Among coders I often encounter impatience with traditional methods of teaching and learning, and particularly those involving memorization. There are famous lines that often come up, by Einstein and Feynman and others, about the comparative ineffectiveness of memorization:
He was asked through his secretary, "What is the speed of sound?" He could not say off-hand, he replied. He did not carry such information in his mind but it was readily available in text books. source: "Einstein sees Boston; Fails on Edison Test; Asked to Tell Speed of Sound He Refers Questioner to Text Books." The New York Times, May 18, 1921, p. 15. On line at http://query.nytimes.com/gst/abstract.html?res=F60D15FE345B1B7A93CAA8178ED85F458285F9, accessed 20140330.
… Equations should be memorized as a tool, but that it isn't a good idea to memorize everything. In fact, it's impossible in the long run to do everything by memory. That doesn't mean to do nothing by memory — the more you remember, in a certain sense, the better it is — but you should be able to re-create anything that you forgot. source: Richard P. Feynman, Michael A. Gottlieb, and Ralph Leighton, Feynman's Tips on Physics, (San Francisco: Pearson-Addison Wesley, 1989), p. 41.
It seems to me, though, that Feynman's point is subtle and is not a condemnation of memorization at all.
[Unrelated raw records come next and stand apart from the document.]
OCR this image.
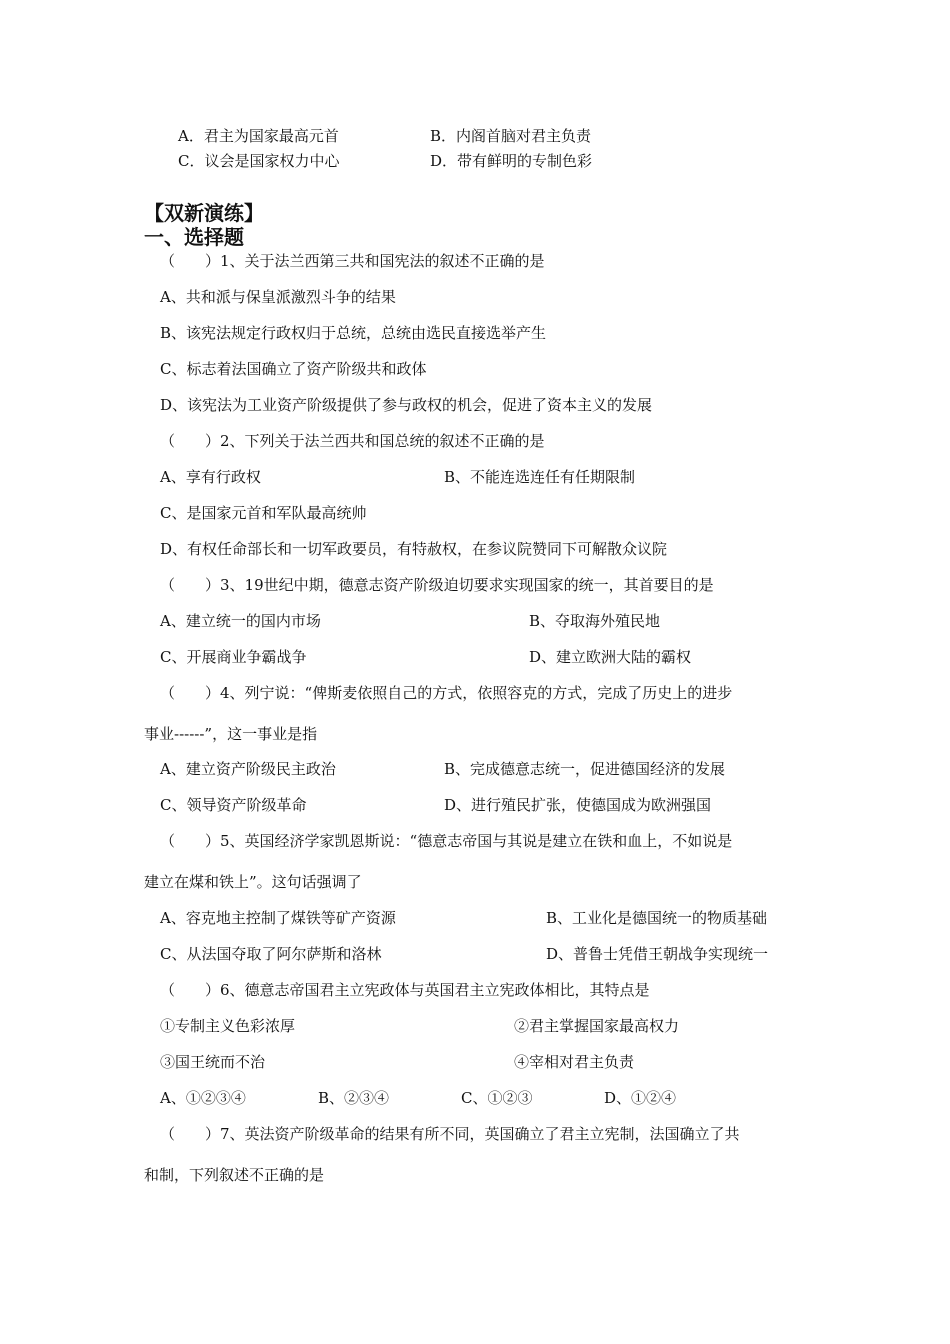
A．君主为国家最高元首	B．内阁首脑对君主负责
C．议会是国家权力中心	D．带有鲜明的专制色彩
【双新演练】
一、选择题
（　　）1、关于法兰西第三共和国宪法的叙述不正确的是
A、共和派与保皇派激烈斗争的结果
B、该宪法规定行政权归于总统，总统由选民直接选举产生
C、标志着法国确立了资产阶级共和政体
D、该宪法为工业资产阶级提供了参与政权的机会，促进了资本主义的发展
（　　）2、下列关于法兰西共和国总统的叙述不正确的是
A、享有行政权	B、不能连选连任有任期限制
C、是国家元首和军队最高统帅
D、有权任命部长和一切军政要员，有特赦权，在参议院赞同下可解散众议院
（　　）3、19世纪中期，德意志资产阶级迫切要求实现国家的统一，其首要目的是
A、建立统一的国内市场	B、夺取海外殖民地
C、开展商业争霸战争	D、建立欧洲大陆的霸权
（　　）4、列宁说：“俾斯麦依照自己的方式，依照容克的方式，完成了历史上的进步
事业------”，这一事业是指
A、建立资产阶级民主政治	B、完成德意志统一，促进德国经济的发展
C、领导资产阶级革命	D、进行殖民扩张，使德国成为欧洲强国
（　　）5、英国经济学家凯恩斯说：“德意志帝国与其说是建立在铁和血上，不如说是
建立在煤和铁上”。这句话强调了
A、容克地主控制了煤铁等矿产资源	B、工业化是德国统一的物质基础
C、从法国夺取了阿尔萨斯和洛林	D、普鲁士凭借王朝战争实现统一
（　　）6、德意志帝国君主立宪政体与英国君主立宪政体相比，其特点是
①专制主义色彩浓厚	②君主掌握国家最高权力
③国王统而不治	④宰相对君主负责
A、①②③④	B、②③④	C、①②③	D、①②④
（　　）7、英法资产阶级革命的结果有所不同，英国确立了君主立宪制，法国确立了共
和制，下列叙述不正确的是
In any case, over many years as a classroom teacher I've found my way to a grudging respect for rote learning. Grudging, because my memory has always been poor and throughout my own long education I have found it comfortable to agree with people who oppose memorization; respect, because I've seen its effectiveness in enough different situations to have had to stop dismissing it. Rote learning has its problems, yes, and it isn't a panacea for all the ills the learner experiences. But I now think it has its place in the learner's toolbox. When I teach Classical Chinese now, I require my students to take certain steps to commit the texts partially to memory through reading repeatedly, steps that I can evaluate easily in the classroom, and that gives them a big advantage when it comes to internalizing the syntax and usage of the language.
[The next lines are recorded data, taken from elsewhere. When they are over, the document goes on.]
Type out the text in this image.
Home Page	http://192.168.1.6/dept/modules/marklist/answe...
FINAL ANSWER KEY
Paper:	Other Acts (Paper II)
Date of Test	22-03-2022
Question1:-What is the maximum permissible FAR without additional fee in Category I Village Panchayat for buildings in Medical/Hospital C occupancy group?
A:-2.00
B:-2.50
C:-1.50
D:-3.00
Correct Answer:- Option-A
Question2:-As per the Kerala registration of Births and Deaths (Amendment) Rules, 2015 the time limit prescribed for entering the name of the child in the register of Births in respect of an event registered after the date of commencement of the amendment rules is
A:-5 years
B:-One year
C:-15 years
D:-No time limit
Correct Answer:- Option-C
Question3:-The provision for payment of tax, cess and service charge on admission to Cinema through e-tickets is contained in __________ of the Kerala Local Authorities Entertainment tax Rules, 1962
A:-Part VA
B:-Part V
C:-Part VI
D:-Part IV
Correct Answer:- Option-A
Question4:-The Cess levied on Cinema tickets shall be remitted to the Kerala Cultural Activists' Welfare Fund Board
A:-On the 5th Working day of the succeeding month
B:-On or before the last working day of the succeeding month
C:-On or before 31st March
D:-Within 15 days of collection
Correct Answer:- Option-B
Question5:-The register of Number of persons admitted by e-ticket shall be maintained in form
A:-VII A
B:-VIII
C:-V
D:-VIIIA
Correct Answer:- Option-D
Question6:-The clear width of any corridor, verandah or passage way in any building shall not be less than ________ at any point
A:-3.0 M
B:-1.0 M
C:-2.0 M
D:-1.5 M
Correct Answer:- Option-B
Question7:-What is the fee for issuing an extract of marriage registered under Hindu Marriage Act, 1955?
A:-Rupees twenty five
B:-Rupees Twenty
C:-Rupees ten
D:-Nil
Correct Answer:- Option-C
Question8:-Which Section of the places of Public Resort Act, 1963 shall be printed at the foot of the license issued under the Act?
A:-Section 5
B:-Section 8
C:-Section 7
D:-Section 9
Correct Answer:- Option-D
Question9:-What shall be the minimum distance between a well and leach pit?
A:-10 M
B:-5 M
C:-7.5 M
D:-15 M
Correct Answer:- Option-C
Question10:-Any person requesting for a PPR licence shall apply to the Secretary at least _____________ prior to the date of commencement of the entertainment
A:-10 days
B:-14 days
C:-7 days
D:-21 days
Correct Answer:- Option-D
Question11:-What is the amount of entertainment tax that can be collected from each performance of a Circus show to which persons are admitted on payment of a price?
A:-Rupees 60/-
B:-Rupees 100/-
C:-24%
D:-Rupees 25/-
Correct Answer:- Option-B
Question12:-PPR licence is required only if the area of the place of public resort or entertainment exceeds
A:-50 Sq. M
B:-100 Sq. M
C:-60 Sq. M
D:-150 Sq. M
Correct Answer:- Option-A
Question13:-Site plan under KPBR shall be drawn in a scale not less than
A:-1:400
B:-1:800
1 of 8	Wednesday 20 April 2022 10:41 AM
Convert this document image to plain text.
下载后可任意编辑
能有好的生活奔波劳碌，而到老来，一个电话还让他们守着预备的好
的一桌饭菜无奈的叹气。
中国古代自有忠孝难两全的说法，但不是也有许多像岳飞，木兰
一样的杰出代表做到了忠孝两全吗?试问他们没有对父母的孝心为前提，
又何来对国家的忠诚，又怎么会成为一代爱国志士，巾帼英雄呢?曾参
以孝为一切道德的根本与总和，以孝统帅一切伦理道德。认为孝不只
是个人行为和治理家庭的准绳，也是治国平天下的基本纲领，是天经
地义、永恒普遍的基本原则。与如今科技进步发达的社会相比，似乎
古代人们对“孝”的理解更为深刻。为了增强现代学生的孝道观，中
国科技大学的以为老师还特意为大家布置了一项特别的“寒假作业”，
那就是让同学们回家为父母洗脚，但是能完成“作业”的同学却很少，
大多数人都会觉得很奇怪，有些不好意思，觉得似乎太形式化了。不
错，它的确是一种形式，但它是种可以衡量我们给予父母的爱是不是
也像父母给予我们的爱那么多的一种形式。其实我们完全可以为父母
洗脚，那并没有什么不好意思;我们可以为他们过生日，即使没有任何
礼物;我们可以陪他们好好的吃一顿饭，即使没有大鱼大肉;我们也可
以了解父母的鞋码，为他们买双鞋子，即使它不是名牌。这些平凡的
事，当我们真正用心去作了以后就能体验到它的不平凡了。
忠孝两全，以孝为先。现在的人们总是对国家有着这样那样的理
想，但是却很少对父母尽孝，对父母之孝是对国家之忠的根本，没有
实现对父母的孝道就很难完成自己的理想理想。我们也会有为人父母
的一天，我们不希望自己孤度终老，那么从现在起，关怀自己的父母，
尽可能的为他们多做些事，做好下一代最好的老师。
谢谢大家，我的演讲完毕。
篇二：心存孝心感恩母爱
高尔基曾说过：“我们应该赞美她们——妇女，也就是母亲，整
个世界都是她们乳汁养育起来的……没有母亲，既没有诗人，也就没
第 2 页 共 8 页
At Hack and Tell on 25 March, Zed Shaw was the last speaker. He introduced "Zed's New Coder Finishing School" and discussed some of the things he is trying to do for people learning to get comfortable with coding. One of those things is to encourage them to engage their ordinary linguistic memory in learning syntax and code structure. It was music — familiar music, but welcome — to my ears.
Hearing him say this, I remembered that while studying recently at City College — a few years ago I put aside my PhD and tenure and went back to college as an undergraduate — I was impressed to see verbal rote learning applied to programming. I witnessed a number of undergraduates preparing for exams in programming courses by writing out the professor's own examples or textbook pseudo-code in long hand. Not just once, but over and over and over. I grasped that by doing so they were trying to adapt their existing language-learning skills to internalizing both syntax and program design. In a recent post I called this adaptation "subclassing one's natural-language skills", and I think that's a useful way to view it.
In most traditional societies that have a literate culture, memorization is a normal part of education. And that persists right into current times. The students at City doing the long-hand copying all happened to be of South Asian ethnicity, which may mean something about the immediate origin of their practice. Children in rural China gleefully sing the multiplication tables in school, and if you visit a rural school you may be treated to an extempore performance, since it is a form of learning that society and the educational system value. On Chinese college campuses at dusk you see individual students standing around alone reading aloud to themselves from their textbooks — math books, English books, history books — memorizing hard passages, or at least absorbing some of the content by repetition through the active use of their ears and vocal apparatus. The sīshú 私塾*-educated old men I interviewed in various parts of Fújiàn in the 1990s described in some detail the memorization processes they had been put through as little boys — they all agreed on the basic principles involved, so it must have been standard practice in their areas — during the years when they had had to memorize the usual combination of Confucian classics and anthologies of ancient poetry and prose. My grandmother, educated in pre-World War I Russian Ukraine, described very similar methods of memorizing poetry. She added that the girls generally did a better job than the boys, since the girls tended to study in groups of two or three and would say a poem to each other over and over again while the boys would go off into the woods alone and try to memorize it on independently.
It's true that memorization doesn't directly bring about creativity or innovation, two obsessive loves of our era; what it brings about is facility with mechanical form and the skills to handle that form. Facility can certainly aid creativity, if that is what society values, and I can well believe in the utility of some form of memorization in learning to code.
One of the old men I interviewed told me, "During the Máo years we used the same techniques to memorize all sorts of political essays. But when those things fell out of fashion, we found we couldn't remember them any more, while the classical texts we learned as children were still fresh in our minds." Now, he was making a point about the condition of Chinese society and its recent history rather than education per se. But he was also making clear a premise about the sorts of things that are appropriate to memorize: things that are suitable as models for the long term, not just any old thing that is being promoted at the moment. And having models of this kind is useful in learning to code.
- sīshú 私塾: "school" arranged privately, usually within a clan or district and usually having a single teacher.